Week 5 of my LAARCVIP – London Archaeologcial Archive and Research Centre Volunteer Inclusion Project at the Museum of London and we are off site on a dig! This is technically a break week for the project but we have the option to go on a real live dig – wow!
To be honest I think most of us would have paid up to spend a few hours on our hands and knees in the dirt digging up history. After weeks spent in an archive handling finds, here we were at the ‘coal face’, ‘the frontier’, ‘the edge of discovery’. Who knew what rare and undiscovered treasures we might find. Now was my chance, my Lara Croft moment!
The dig itself was at Syon Park in West London, the home of the Duke of Northumberland. We were excavating near the old Roman road and hoping to find traces of a Roman roadside settlement. Also the site of ‘The Battle of Brentford’ in 1642 we could possibly find some evidence of this Civil War skirmish. A veritable feast of history at our fingertips.

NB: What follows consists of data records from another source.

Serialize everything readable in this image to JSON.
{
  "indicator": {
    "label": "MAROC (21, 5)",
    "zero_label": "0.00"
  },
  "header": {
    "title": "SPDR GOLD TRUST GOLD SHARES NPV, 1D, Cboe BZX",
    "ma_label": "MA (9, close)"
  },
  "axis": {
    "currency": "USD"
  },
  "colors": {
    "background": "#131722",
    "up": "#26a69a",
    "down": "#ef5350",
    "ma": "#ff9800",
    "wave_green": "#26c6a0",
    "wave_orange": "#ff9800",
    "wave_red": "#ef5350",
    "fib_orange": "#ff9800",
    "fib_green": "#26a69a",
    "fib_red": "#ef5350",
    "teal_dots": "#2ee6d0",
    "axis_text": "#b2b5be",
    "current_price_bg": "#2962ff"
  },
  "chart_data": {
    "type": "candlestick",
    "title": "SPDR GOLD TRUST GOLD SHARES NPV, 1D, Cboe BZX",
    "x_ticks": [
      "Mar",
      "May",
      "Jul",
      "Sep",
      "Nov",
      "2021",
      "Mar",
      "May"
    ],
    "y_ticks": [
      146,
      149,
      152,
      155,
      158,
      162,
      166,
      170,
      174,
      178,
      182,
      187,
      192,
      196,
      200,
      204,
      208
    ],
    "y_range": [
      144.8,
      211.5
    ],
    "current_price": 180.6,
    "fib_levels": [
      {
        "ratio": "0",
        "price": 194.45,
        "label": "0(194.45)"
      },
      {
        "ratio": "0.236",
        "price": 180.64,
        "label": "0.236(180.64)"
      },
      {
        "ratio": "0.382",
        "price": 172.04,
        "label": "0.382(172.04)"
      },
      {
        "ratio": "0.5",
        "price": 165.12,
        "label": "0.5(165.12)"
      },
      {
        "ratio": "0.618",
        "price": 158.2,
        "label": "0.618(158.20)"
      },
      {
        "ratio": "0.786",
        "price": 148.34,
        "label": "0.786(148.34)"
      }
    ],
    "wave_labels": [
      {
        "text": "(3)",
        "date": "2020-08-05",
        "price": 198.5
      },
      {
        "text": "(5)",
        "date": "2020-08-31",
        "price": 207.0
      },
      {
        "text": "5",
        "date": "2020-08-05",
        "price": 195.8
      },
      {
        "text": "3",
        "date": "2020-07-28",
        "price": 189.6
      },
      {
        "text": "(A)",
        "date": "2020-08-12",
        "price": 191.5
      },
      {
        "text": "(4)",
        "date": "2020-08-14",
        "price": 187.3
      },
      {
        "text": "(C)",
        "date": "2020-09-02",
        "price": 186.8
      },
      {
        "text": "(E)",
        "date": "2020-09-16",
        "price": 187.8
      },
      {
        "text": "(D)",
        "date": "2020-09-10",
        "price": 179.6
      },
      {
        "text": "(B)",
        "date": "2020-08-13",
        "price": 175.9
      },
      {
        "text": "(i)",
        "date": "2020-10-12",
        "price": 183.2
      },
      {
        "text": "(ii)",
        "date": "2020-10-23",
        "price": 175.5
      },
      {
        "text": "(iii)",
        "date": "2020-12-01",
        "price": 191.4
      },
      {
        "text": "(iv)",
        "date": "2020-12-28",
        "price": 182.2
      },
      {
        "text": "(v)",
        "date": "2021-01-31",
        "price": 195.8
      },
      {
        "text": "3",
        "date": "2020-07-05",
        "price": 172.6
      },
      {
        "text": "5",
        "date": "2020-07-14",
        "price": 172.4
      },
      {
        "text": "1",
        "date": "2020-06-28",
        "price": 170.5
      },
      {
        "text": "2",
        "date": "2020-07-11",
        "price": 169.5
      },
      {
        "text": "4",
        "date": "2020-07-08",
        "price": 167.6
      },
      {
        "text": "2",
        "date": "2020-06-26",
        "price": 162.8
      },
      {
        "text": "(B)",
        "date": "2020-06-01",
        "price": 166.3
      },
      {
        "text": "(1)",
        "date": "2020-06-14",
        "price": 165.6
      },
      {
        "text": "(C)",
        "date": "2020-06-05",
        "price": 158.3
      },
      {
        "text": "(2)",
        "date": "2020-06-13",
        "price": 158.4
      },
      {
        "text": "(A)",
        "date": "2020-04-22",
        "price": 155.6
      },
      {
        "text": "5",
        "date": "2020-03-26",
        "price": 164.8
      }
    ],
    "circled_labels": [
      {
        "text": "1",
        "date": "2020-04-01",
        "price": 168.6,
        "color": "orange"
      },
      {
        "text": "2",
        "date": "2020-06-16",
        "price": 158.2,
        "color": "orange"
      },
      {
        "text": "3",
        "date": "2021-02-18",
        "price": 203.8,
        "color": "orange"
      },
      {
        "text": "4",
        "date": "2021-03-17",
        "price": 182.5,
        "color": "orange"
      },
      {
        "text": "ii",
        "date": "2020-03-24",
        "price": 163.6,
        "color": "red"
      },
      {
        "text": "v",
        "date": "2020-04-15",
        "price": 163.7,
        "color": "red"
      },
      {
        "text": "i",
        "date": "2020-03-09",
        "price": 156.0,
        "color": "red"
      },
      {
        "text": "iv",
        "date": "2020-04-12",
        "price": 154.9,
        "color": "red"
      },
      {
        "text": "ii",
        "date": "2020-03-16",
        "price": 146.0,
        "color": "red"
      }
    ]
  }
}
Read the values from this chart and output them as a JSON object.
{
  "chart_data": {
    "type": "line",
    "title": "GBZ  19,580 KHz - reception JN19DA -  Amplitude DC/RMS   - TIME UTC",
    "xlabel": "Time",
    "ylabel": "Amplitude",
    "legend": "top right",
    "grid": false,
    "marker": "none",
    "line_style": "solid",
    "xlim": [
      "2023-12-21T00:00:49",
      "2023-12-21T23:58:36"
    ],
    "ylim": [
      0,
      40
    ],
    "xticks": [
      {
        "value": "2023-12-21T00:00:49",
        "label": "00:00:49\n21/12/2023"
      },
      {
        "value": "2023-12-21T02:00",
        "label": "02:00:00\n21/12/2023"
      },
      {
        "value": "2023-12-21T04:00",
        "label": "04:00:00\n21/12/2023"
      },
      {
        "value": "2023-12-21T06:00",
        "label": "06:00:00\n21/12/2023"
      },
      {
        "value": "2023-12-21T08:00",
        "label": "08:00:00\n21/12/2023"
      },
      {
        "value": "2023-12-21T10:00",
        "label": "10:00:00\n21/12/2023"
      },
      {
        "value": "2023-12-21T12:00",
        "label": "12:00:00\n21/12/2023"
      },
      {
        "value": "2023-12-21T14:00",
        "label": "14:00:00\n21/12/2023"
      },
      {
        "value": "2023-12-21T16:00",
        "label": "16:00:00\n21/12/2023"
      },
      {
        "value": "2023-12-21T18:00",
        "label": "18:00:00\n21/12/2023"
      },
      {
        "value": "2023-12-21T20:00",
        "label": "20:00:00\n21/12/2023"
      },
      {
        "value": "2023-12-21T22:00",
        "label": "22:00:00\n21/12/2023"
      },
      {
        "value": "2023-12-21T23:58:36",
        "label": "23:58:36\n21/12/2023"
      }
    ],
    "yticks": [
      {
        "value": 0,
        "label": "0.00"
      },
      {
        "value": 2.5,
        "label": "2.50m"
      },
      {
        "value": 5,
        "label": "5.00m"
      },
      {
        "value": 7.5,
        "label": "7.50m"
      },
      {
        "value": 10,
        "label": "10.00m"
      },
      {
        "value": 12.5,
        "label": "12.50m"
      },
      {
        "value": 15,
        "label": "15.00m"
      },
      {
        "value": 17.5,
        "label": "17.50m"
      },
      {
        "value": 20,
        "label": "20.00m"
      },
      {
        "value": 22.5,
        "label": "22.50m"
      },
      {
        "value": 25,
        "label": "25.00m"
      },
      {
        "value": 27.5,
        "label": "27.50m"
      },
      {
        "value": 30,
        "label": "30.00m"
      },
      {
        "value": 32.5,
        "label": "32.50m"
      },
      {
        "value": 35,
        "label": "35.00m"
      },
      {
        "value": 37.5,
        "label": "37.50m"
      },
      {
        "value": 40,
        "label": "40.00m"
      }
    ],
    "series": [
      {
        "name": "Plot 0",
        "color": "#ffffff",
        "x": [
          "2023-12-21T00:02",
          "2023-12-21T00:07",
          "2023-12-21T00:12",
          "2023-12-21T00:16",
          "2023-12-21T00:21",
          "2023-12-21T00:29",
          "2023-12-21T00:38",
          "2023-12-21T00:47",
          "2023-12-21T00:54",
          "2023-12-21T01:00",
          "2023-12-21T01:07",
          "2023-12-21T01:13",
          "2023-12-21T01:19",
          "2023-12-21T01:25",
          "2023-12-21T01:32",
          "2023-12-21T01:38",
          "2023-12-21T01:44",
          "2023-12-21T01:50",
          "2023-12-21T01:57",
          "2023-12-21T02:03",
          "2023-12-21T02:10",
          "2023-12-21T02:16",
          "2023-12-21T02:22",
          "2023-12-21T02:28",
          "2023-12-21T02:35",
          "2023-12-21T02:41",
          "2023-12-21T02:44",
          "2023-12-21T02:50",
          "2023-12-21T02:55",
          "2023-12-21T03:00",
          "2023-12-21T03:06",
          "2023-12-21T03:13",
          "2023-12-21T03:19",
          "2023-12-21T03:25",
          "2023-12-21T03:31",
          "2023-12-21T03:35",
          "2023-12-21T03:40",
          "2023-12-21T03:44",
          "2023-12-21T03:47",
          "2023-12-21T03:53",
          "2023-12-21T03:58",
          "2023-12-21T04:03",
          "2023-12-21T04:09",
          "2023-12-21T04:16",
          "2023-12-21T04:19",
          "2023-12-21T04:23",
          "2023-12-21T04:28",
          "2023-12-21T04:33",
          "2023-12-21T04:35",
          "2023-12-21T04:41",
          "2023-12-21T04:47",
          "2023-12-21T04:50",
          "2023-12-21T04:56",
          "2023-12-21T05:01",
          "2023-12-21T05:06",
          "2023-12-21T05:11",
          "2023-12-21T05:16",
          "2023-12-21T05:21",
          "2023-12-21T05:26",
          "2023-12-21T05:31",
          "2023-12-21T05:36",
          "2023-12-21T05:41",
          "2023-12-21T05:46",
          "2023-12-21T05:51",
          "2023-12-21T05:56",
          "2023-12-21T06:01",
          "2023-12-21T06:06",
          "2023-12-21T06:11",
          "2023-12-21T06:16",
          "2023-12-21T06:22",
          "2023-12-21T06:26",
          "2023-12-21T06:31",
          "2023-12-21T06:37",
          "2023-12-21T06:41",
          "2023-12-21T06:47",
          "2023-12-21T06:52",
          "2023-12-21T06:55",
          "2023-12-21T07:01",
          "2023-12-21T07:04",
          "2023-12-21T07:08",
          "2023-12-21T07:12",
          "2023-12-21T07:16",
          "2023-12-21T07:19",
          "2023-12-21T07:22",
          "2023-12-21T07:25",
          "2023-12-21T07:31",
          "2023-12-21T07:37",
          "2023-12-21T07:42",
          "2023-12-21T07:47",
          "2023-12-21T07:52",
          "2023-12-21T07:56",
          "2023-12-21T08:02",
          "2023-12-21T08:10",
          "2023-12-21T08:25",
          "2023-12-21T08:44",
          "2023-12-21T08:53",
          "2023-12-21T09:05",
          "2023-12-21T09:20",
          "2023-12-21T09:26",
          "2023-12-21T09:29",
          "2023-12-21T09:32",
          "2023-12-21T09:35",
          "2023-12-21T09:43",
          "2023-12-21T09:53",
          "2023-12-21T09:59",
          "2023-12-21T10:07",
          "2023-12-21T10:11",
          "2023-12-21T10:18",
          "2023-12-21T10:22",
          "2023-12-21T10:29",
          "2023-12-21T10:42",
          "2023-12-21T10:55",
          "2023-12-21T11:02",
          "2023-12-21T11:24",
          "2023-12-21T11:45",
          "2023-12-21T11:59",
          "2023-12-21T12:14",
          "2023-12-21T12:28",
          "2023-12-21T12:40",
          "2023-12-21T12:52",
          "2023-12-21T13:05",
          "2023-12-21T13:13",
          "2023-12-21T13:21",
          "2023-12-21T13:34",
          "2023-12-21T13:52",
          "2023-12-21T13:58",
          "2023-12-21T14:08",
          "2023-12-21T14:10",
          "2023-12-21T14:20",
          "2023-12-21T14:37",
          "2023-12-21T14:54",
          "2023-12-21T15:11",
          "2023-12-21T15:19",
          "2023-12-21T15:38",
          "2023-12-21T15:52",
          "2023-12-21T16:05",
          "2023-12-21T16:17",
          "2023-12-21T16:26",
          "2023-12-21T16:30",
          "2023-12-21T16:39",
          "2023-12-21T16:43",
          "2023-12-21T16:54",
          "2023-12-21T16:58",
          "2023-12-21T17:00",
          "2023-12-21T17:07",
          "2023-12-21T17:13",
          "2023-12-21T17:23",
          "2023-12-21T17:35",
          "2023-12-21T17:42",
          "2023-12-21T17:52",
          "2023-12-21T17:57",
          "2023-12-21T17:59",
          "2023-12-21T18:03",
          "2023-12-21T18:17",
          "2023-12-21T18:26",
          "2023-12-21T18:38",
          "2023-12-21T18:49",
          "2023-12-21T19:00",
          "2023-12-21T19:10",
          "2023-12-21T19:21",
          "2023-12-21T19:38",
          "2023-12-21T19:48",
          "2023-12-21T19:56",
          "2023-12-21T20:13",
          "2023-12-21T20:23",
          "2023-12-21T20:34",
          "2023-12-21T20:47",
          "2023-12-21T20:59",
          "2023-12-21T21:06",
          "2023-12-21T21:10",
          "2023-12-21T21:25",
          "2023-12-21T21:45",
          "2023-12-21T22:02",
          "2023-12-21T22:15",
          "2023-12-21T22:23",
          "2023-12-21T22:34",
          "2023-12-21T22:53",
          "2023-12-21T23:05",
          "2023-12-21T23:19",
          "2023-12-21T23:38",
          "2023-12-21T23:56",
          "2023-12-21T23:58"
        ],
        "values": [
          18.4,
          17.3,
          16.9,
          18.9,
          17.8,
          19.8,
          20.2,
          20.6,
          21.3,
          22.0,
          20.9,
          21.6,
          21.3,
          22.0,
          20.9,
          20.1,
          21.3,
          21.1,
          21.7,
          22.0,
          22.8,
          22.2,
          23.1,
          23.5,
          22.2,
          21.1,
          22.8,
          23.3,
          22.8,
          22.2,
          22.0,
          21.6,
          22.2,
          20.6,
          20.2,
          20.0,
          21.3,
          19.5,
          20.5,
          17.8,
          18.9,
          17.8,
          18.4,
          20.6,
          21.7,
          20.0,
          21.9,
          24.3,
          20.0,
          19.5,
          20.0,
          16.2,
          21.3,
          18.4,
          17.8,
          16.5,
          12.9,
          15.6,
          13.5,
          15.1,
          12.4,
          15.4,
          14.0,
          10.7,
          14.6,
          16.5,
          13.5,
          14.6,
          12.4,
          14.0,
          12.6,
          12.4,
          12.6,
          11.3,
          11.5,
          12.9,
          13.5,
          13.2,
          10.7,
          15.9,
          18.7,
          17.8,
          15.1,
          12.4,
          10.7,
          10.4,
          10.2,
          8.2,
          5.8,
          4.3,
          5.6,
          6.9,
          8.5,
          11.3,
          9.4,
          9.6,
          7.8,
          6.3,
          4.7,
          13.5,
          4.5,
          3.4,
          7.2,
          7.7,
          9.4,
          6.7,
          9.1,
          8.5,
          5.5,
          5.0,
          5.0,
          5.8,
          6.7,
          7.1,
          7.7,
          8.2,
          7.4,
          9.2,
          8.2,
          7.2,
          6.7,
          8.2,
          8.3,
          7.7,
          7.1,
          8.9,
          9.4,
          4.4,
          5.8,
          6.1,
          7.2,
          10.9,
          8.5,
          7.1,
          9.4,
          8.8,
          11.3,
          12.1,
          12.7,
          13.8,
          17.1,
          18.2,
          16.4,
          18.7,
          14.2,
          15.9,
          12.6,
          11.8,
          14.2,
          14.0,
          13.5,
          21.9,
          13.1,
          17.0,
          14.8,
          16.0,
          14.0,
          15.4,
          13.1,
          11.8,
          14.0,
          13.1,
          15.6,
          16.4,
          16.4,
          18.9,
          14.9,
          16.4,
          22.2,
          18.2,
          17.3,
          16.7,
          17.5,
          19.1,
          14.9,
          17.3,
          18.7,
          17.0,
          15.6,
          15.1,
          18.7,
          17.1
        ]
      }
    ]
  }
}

All the way there (a bus and two trains, a very intrepid trek across London that Ms Croft would have been proud of), in my head I had the words from Michael Rosen’s “I’m going on a bear hunt”. If you are not familiar with it I recommend you check out the author version on Youtube, it may help you bring to life the slightly changed lyrics I had circling my brain.
“We’re going on our first dig!”
“We’re going to catch a big one!”
“What a beautiful day!”
“We’re not scared”
“Long wavy grass.”
“We can’t go over it.”
“We can’t go under it.”
“We’ve got to dig it up!”
So in this fevered state I stumbled across a fellow volunteer looking for the dig site and eventually we found our destination. We would be working together with the Tuesday team of volunteers for the first time, and I was looking forward to meeting these other faceless colleagues who had been mirroring our work and sharing our experiences. One thing we certainly all shared was enthusiasm so after a brief introduction to the site and the afternoon’s activities we were raring to go.
I am not sure what I was expecting but the site itself was fairly small, We got to pick a square and get stuck in….
What treasures did I discover? What rare jewels were uncovered?…..
Well, the first thing I learnt is I need a bit more training! Honestly it is not as easy as it looks. A nice pictorial example below shows you how I was hampered by poor technique.
Who knew it would be so difficult? You can tell I am coming up with excuses for my rather paltry discoveries. But at the end of the day what did I discover?
A worm and a lot of stones.
Admittedly we were only digging for an hour, so what can you really expect to find in that time? I went and checked a colleagues tray. I’ve decided in this game it is all about luck, and the luck was over with my friend as her tray was much more exciting.
I rushed back to my own ditch and dug feverishly but before my aching knees could protest any further our time was up. We could easily have spent the whole day and the next digging but it was time to relinquish the tools and give up on my hopes of a star find.
But the best bit of the day in a way, was the next twenty minutes. We all started comparing trays, sharing finds, admittedly with a few jealous looks here and there, but generally with great interest and good humour. What had been a fairly solitary first part of the day in many respects, isolated in your square, became more communal and engaging.
We were off to wash our finds to see the true worth of our discoveries. I have learnt that LAARC need to run a stone recognition day as part of their project because 90% of my finds when clear of dirt were nothing more than stones. But don’t feel too sorry for me, I did find a little bit of glass and my personal find of the day a Medieval cup handle.
I was praying for it to be Roman but a little bit of green glaze denied me bragging rights as that type of glaze came much later.
We all had our own personal favourites, a bit of clay pipe, a piece of Anglo-Saxon shelly ware, a Roman peg tile.
After washing the finds we got to try out a bit of object recognition. Did I have a bit of bone? No. Did I have a bit of shell? No. Did I have much at all? No. It was a bit like a depressing game of “Here’s what you could of won!”
In truth the whole experience was as exciting and fascinating as you could hope for. Okay there was no amazing find for me, but what I came away with is a real appreciation of the work done by the Bromley and West Kent Archaeological Group together with the Kent Archaeological Rescue Unit at the Warbank, Keston site.
We have been working on their finds for 4 weeks. I look with fresh eyes at the things they found, what it must have been like to discover a piece of Samian ware, a Roman Key, a belt buckle. The time and effort and work and sore knees involved. I think back to my last Week 4 post on my aversion to bones, I laugh to think I would have prayed for a bit of thigh bone today!
I come back again to that Roman bell from Week 3, when that was discovered, so small, so easily missed and full of dirt. The full joy of the object not even revealed till cleaned, then the realisation it still makes a beautiful sound. I just can’t wait to look again at their discoveries and appreciate them all over again.
So, I bring myself back to Week 5 – my first dig. Find of the day goes to the lovely piece of pot below, with colours as vivid and bright as the day it was made.
Discovery of the day – Who knew I still had a pair of Dr. Martens in my wardrobe, first time I have seen them in a good 10 years.
Finally, realisation of the day, I am never going to look at a trowel in the same way ever again.